Wilderness is defined as largely intact landscapes that are mostly free of human disturbance. These areas do not exclude people; instead, they are free of large-scale land conversion, industrial activity, or infrastructure development.
The study, titled “Catastrophic Declines in Wilderness Areas Undermine Global Environment Targets,” is the first mapping of global change in wilderness over time, researchers said. To evaluate this decline, scientists measured changes in global wilderness maps that have become more accurate as satellite technology and global positioning systems have evolved. Researchers then compared their measurements against comparable data from the early 1990s.
According to the study, some 23 percent of the world can still be considered wilderness, and most of it is located in North America, North Asia, North Africa, and Australia.
“You cannot restore wilderness … the only option is to proactively protect what is left.”
But while the study notes protected areas have expanded over the past two decades, conservation has ultimately lagged. Since 1990, some 2.5 million square kilometers — slightly less than a million square miles — became protected worldwide. In contrast, about 3.3 million square kilometers of wilderness —roughly 1.2 million square miles — were lost.
“The amount of wilderness loss in just two decades is staggering,” Oscar Venter, co-author and researcher at the University of Northern British Columbia, said in a statement. “You cannot restore wilderness … the only option is to proactively protect what is left.”
The findings show an immediate need for policies to recognize the value of wild areas, researchers said, and address massive losses particularly as human-caused climate change continues.
Intact ecosystems like rainforests can regulate local and global weather through the absorption and creation of rainfall, and their exchange of atmospheric gases. Forests also sequester carbon that can otherwise exacerbate climate change.
“Losing these places means that we are going to suffer the consequences of climate change more,” Watson, who presented his findings during the International Union for Conservation of Nature now happening in Hawaii, said. “Especially more extreme events, such as storms and droughts.”
The study comes as mounting research shows humans are gobbling natural spaces at an accelerated pace. Earlier this year, the Center for American Progress and Conservation Science Partners found that every 2.5 minutes the American West loses a football field worth of natural area to human development. (ThinkProgress is an editorially independent blog housed at the Center for American Progress.)
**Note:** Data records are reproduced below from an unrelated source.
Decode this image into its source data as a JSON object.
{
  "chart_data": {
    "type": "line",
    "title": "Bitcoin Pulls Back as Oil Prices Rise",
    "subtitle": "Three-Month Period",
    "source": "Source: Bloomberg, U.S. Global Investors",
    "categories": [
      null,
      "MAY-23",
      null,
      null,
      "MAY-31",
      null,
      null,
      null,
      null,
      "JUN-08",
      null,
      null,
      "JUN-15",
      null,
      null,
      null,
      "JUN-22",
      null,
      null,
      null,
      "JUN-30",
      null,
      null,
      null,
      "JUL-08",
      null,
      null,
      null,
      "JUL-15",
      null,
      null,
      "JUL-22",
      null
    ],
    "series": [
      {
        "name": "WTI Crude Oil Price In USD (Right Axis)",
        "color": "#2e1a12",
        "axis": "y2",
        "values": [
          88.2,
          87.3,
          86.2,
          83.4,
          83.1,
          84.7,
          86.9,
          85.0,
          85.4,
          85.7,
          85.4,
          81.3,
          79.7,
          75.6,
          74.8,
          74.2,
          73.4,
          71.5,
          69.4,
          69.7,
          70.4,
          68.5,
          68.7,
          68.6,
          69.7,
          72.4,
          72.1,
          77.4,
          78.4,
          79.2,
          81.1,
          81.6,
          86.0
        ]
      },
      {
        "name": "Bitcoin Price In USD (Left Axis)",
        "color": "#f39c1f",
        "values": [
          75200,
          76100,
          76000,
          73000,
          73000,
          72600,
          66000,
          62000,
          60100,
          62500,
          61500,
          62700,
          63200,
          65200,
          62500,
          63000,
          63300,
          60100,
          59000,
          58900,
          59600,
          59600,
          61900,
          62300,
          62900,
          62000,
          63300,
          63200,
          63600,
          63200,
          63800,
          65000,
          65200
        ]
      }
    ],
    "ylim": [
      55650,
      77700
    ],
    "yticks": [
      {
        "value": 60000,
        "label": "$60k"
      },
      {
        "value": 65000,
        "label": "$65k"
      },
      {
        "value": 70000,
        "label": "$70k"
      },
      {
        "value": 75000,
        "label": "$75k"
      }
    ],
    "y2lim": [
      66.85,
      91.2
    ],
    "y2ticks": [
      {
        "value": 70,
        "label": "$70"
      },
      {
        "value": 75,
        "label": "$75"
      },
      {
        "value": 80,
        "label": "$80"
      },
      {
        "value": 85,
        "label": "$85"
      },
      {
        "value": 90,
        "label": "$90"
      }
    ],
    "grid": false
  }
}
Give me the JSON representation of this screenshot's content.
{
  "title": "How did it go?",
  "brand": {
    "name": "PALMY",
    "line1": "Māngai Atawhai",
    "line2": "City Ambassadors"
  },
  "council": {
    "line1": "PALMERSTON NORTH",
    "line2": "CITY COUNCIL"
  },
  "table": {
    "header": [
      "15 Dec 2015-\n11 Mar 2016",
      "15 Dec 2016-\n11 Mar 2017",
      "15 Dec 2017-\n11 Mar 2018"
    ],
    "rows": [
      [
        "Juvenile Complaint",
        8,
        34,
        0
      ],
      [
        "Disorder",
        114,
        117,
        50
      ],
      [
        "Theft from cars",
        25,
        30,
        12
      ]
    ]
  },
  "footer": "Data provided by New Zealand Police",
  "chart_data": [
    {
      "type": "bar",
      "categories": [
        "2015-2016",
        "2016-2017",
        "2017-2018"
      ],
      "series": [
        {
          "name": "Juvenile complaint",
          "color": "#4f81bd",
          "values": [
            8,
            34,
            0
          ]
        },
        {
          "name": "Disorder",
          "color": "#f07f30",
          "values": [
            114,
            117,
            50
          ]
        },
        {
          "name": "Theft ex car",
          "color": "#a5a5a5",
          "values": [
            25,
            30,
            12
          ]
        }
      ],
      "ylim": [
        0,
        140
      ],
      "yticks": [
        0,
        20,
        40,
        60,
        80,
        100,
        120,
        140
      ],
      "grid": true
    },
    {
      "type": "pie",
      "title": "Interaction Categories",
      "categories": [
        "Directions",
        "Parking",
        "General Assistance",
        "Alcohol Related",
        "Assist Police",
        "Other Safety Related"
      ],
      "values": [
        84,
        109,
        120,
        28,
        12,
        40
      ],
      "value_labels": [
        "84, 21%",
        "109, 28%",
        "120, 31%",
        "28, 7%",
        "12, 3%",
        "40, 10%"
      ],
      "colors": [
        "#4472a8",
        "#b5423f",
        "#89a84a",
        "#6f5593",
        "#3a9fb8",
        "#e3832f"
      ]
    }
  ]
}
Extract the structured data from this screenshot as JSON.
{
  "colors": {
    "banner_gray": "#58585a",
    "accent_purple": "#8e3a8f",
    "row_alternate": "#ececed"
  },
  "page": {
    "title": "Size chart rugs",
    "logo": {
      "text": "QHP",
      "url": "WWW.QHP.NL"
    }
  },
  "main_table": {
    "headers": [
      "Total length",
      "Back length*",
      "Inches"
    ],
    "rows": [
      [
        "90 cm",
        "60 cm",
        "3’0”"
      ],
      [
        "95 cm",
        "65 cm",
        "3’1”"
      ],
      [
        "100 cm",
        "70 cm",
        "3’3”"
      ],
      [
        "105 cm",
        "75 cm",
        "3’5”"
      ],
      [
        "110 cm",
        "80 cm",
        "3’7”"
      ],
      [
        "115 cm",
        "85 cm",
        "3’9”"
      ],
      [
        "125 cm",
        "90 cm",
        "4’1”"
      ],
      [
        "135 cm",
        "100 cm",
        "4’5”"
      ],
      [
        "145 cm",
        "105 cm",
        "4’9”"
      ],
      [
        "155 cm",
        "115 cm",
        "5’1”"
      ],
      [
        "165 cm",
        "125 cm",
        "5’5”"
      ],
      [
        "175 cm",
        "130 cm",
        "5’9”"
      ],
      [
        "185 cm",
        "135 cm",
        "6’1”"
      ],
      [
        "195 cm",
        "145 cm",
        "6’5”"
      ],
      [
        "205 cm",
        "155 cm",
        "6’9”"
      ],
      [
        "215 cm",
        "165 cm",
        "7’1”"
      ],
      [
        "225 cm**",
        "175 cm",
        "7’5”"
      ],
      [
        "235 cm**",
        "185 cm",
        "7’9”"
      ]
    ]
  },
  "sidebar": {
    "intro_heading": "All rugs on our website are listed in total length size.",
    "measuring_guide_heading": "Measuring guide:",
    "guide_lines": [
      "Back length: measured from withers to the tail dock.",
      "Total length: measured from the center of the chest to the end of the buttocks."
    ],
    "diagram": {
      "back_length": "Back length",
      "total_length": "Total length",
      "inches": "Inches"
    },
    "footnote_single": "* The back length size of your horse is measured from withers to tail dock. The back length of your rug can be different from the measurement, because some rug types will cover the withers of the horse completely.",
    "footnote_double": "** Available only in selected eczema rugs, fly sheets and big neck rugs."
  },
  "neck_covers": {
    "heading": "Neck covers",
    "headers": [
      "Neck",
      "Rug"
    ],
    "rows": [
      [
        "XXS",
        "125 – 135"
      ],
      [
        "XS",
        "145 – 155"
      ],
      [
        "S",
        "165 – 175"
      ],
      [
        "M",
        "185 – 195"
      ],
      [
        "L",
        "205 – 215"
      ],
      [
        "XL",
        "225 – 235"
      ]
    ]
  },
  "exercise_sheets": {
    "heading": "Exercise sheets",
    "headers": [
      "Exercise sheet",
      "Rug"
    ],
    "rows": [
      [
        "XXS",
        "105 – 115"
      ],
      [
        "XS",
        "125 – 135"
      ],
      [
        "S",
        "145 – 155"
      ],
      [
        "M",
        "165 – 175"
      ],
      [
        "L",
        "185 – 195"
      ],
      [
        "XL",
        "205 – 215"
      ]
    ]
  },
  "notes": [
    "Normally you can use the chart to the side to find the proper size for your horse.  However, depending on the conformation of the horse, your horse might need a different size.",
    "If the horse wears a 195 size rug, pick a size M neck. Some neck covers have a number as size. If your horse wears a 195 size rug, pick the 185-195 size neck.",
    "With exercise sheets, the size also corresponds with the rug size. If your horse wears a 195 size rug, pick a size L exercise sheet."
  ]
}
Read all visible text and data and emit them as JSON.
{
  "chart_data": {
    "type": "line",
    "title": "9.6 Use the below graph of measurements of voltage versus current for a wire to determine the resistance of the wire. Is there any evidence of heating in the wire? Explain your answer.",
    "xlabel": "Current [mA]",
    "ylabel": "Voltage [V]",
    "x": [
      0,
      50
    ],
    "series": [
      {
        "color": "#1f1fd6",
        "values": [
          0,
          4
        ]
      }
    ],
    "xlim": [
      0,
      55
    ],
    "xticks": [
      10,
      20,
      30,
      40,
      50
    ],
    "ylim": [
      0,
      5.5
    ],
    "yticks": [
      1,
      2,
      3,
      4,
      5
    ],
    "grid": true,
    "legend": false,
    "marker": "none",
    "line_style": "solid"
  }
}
And last year, a North Carolina State University researcher and others found that the Brazilian Amazon and the Congo Basin are the last two areas with major untouched forests on the planet. They also found that some 70 percent of all remaining global forest cover is within one kilometer, or 0.6 miles, of human development.
Watson said saving wilderness will happen if countries like the United States, Australia, Brazil, and others with vast natural resources take a prominent stand. And indeed, some countries are ramping up their conservation efforts. Just last month, President Obama expanded the Papahānaumokuākea Marine National Monument in Hawaii, the world’s largest natural sanctuary.
And in South America, the Amazon Region Protected Areas, or ARPA program, is creating sustainable natural resource management reserves in Brazil, Peru, and Colombia, according to Thursday’s study. Meanwhile, the Canadian Boreal Forest Conservation Framework aims to protect at least 50 percent of the Boreal forest, the world’s largest land-based biome.
Still, much more needs to happen, researchers said, since losses continue in major wilderness strongholds in the Amazon, the Congo Basin, and the forests of New Guinea. “We are running out of space for wilderness and we are running out of time,” Watson said.